A partir de là, et avec « la présence des enfants », commence le tissage de toute une chaine visant à leur permettre de « rester », sans droit, sans titre, en toute illégalité.

"La présence des enfants" va permettre de récupérer du voisinage de vieux jouets, mais aussi de la nourriture de l’électricité et même des éléments d’électro-ménager. Elle va rendre chaque jour le départ plus dur. L’expulsion plus difficile.

« Vous comprenez, il y a des enfants ».

Je comprends le droit de toute personne à compatir avec la situation de son voisin. Je comprends la charité… Je comprends aussi la manipulation.

Ces enfants, que nous voyons comme NOS enfants avec NOS normes sociales, NOS critères d’éducation et de comportement, ils sont innocents. Ce n’est pas eux qui sont blâmables du rôle qu’on leur fait jouer.  Un rôle vu et entendu tant de fois qu’on le connaît par cœur sur le terrain.

Sur le terrain. Dans les bureaux et dans les prétoires, il en va différemment. Dès qu’il y a « des enfants » ce ne sont plus des gants que l’on prend, ce sont des moufles, et pour bouger les doigts en août avec des moufles, ce n’est pas facile. Car les parents, eux, ils ne sont pas innocents.
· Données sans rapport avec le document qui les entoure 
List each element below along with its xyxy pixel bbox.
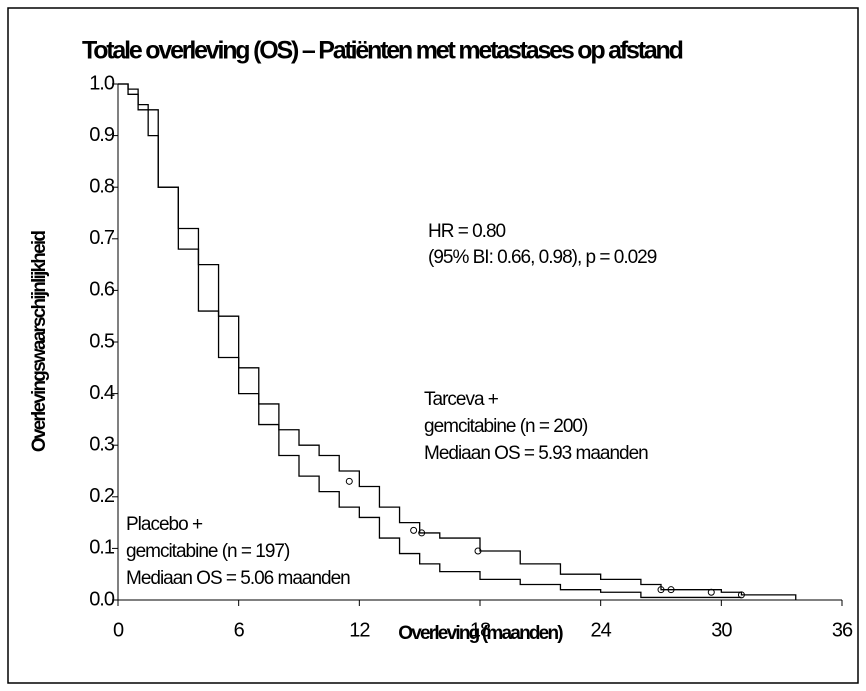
y-axis-label: Overlevingswaarschijnlijkheid	[29, 231, 50, 452]
survival-curve	[118, 83, 742, 599]
y-tick-label: 0.0	[89, 588, 115, 610]
annotation: gemcitabine (n = 197)	[126, 541, 290, 562]
y-tick-label: 0.5	[89, 330, 115, 352]
annotation: (95% BI: 0.66, 0.98), p = 0.029	[428, 247, 657, 268]
censor-mark	[418, 529, 426, 537]
y-tick-label: 0.2	[89, 485, 115, 507]
x-tick-label: 6	[234, 619, 245, 641]
annotation: gemcitabine (n = 200)	[424, 416, 588, 437]
annotation: Tarceva +	[424, 389, 499, 410]
y-tick-label: 0.7	[89, 227, 115, 249]
censor-mark	[707, 588, 715, 596]
y-tick-label: 1.0	[89, 72, 115, 94]
x-tick-label: 12	[349, 619, 370, 641]
y-tick-label: 0.6	[89, 279, 115, 301]
censor-mark	[410, 526, 418, 534]
annotation: Placebo +	[126, 514, 203, 535]
annotation: HR = 0.80	[428, 221, 506, 242]
x-tick-label: 0	[113, 619, 124, 641]
censor-mark	[474, 547, 482, 555]
x-axis-label: Overleving (maanden)	[398, 623, 563, 644]
annotation: Mediaan OS = 5.06 maanden	[126, 568, 350, 589]
censor-mark	[345, 477, 353, 485]
x-tick-label: 18	[470, 619, 491, 641]
y-tick-label: 0.3	[89, 433, 115, 455]
x-tick-label: 24	[591, 619, 612, 641]
y-tick-label: 0.9	[89, 124, 115, 146]
y-tick-label: 0.4	[89, 382, 115, 404]
y-tick-label: 0.8	[89, 175, 115, 197]
x-tick-label: 36	[832, 619, 853, 641]
x-tick-label: 30	[711, 619, 732, 641]
censor-mark	[667, 586, 675, 594]
censor-mark	[657, 586, 665, 594]
y-tick-label: 0.1	[89, 537, 115, 559]
chart-title: Totale overleving (OS) – Patiënten met m…	[82, 37, 683, 65]
annotation: Mediaan OS = 5.93 maanden	[424, 443, 648, 464]
frame	[7, 7, 859, 684]
survival-curve	[118, 83, 797, 600]
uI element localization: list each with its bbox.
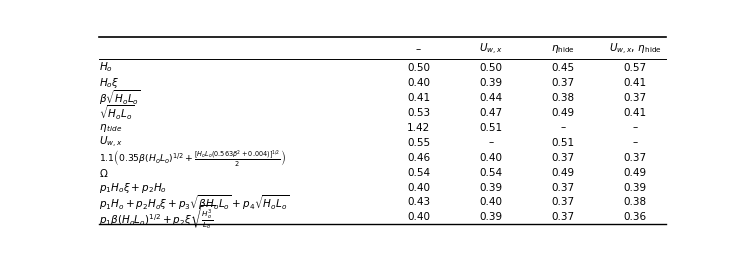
Text: –: – [633,122,638,132]
Text: 0.51: 0.51 [479,122,502,132]
Text: $\sqrt{H_oL_o}$: $\sqrt{H_oL_o}$ [99,103,134,121]
Text: 0.43: 0.43 [407,197,430,207]
Text: 0.41: 0.41 [624,107,647,117]
Text: $U_{w,x}$: $U_{w,x}$ [99,134,122,150]
Text: $p_1H_o + p_2H_o\xi + p_3\sqrt{\beta H_oL_o} + p_4\sqrt{H_oL_o}$: $p_1H_o + p_2H_o\xi + p_3\sqrt{\beta H_o… [99,192,289,211]
Text: 0.49: 0.49 [551,167,574,177]
Text: 0.55: 0.55 [407,137,430,147]
Text: 0.53: 0.53 [407,107,430,117]
Text: 0.45: 0.45 [551,62,574,72]
Text: 0.54: 0.54 [407,167,430,177]
Text: 0.38: 0.38 [624,197,647,207]
Text: $H_o$: $H_o$ [99,60,113,74]
Text: 0.41: 0.41 [407,92,430,102]
Text: 0.39: 0.39 [479,212,502,222]
Text: 0.37: 0.37 [551,77,574,87]
Text: 0.41: 0.41 [624,77,647,87]
Text: $\eta_{\mathrm{hide}}$: $\eta_{\mathrm{hide}}$ [551,43,575,55]
Text: 0.36: 0.36 [624,212,647,222]
Text: $H_o\xi$: $H_o\xi$ [99,75,119,89]
Text: 0.37: 0.37 [551,212,574,222]
Text: $\eta_{\,tide}$: $\eta_{\,tide}$ [99,121,122,133]
Text: $p_1H_o\xi + p_2H_o$: $p_1H_o\xi + p_2H_o$ [99,180,167,194]
Text: 0.37: 0.37 [624,152,647,162]
Text: 0.40: 0.40 [479,197,502,207]
Text: 0.46: 0.46 [407,152,430,162]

Ils vont délibérément laisser les enfants à l’intérieur de la cabane en invoquant l’accident « inévitable ». Pendant plus d’une heure, ils vont jouer sur le risque (minime) de l’écorchure par un clou ou une planche en cours de démolition, en espérant nous faire reculer.

D’une opération simple de sortie et démolition de la cabane, qui est réalisable en un quart d’heure, le temps en est multiplié par huit. Il faudra deux heures, dont 15 minutes pour faire place nette et une heure 45 pour convaincre, tant les occupants que les diverses autorités,  de l’action à mener.

Cet exemple est réel et vécu.

Je ne donne ni noms ni lieux pour respecter les obligations de discrétion qui sont les miennes, mais je pourrai en produire les photos. Les lieux étaient accessibles et rien n’interdit de photographier des planches jusqu'à nouvel ordre.

L’affaire n’est pas close puisqu’après avoir tenté – sans succès – d’ameuter le quartier contre les agents et policiers, ce sont des journalistes – avec apparemment autant de succès - qu’on est allé chercher.

Nous avons mené cette action dans le respect des lois de la république, avec toute la mesure et la dignité qui sont requises, mais attention, « il y a des enfants ».

A qui la faute au cas (improbable) ou un accident serait arrivé ? Aux agents ayant prévenu dans les formes de ce qu’ils faisaient, ou aux parents qui utilisent leurs enfants comme des armes pour menacer de représailles financières et judiciaires à la moindre écorchure ?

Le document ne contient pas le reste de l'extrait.